Need help solving this equation (may be factoring)?

Hi, in math class, we were assigned a challenge problem that has to do with finding the volume of a box. My function is:

f(x) = 4x^{3} - 88x^{2} + 480x

I found that the maximum value of this function is 768 (the maximum volume), but I want to know how to solve for `x`. This is what I have:

768 = 4x^{3} - 88x^{2} + 480x

192 = x^{3} - 22x^{2} + 120x

How would I continue to solve for `x`?

Re: Need help solving this equation (may be factoring)?

How did you get your answer of 768? It should actually be about 774 by the way.

Have you learnt about differentiation?

Re: Need help solving this equation (may be factoring)?

Quote:

Originally Posted by

**Flurite** Hi, in math class, we were assigned a challenge problem that has to do with finding the volume of a box.

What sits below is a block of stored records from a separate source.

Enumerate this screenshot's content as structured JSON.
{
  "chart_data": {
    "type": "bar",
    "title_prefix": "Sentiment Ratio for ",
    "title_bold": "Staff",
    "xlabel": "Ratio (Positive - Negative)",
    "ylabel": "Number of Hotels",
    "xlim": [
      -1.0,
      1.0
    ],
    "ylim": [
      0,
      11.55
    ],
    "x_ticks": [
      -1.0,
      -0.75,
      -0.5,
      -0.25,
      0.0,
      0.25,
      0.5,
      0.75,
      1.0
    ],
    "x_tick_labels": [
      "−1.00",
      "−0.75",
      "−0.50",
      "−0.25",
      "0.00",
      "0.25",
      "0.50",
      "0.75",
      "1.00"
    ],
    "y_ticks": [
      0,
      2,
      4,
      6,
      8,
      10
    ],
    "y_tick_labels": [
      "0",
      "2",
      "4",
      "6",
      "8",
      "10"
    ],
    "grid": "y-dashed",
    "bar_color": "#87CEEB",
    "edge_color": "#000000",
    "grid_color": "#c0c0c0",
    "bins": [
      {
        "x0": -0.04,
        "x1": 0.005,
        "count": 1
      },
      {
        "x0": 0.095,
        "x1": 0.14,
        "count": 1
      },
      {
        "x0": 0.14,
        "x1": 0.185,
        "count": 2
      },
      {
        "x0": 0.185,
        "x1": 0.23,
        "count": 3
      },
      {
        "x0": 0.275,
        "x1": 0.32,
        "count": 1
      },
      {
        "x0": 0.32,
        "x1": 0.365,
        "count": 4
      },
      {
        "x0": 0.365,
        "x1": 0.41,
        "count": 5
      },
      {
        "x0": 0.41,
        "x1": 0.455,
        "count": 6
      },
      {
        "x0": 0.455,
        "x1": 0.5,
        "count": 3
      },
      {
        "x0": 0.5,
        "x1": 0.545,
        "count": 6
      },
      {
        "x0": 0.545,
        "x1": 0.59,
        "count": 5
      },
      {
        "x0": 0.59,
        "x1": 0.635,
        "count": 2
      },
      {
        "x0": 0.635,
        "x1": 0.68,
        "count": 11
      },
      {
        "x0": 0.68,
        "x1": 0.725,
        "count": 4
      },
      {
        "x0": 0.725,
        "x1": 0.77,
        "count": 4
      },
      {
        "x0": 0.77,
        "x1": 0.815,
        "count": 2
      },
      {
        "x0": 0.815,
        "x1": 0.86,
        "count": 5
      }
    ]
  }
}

My function is:

f(x) = 4x^{3} - 88x^{2} + 480x

I found that the maximum value of this function is 768 (the maximum volume), but I want to know how to solve for `x`. This is what I have:

768 = 4x^{3} - 88x^{2} + 480x

192 = x^{3} - 22x^{2} + 120x

How would I continue to solve for `x`?

how did you find that the maximum volume is 768?

I get approximately 774.

Re: Need help solving this equation (may be factoring)?

I used my graphing calculator, but then I just realized that decimals are involved too. All I need is the `x` value and I can't find that in my table.

Re: Need help solving this equation (may be factoring)?

graph the volume and find the maximum ... it will give you the max volume (y-value) and x-value where that maximum occurs.

Re: Need help solving this equation (may be factoring)?

Found out how to change the maximum and minimum values to shift where the graph is showing. Thanks all!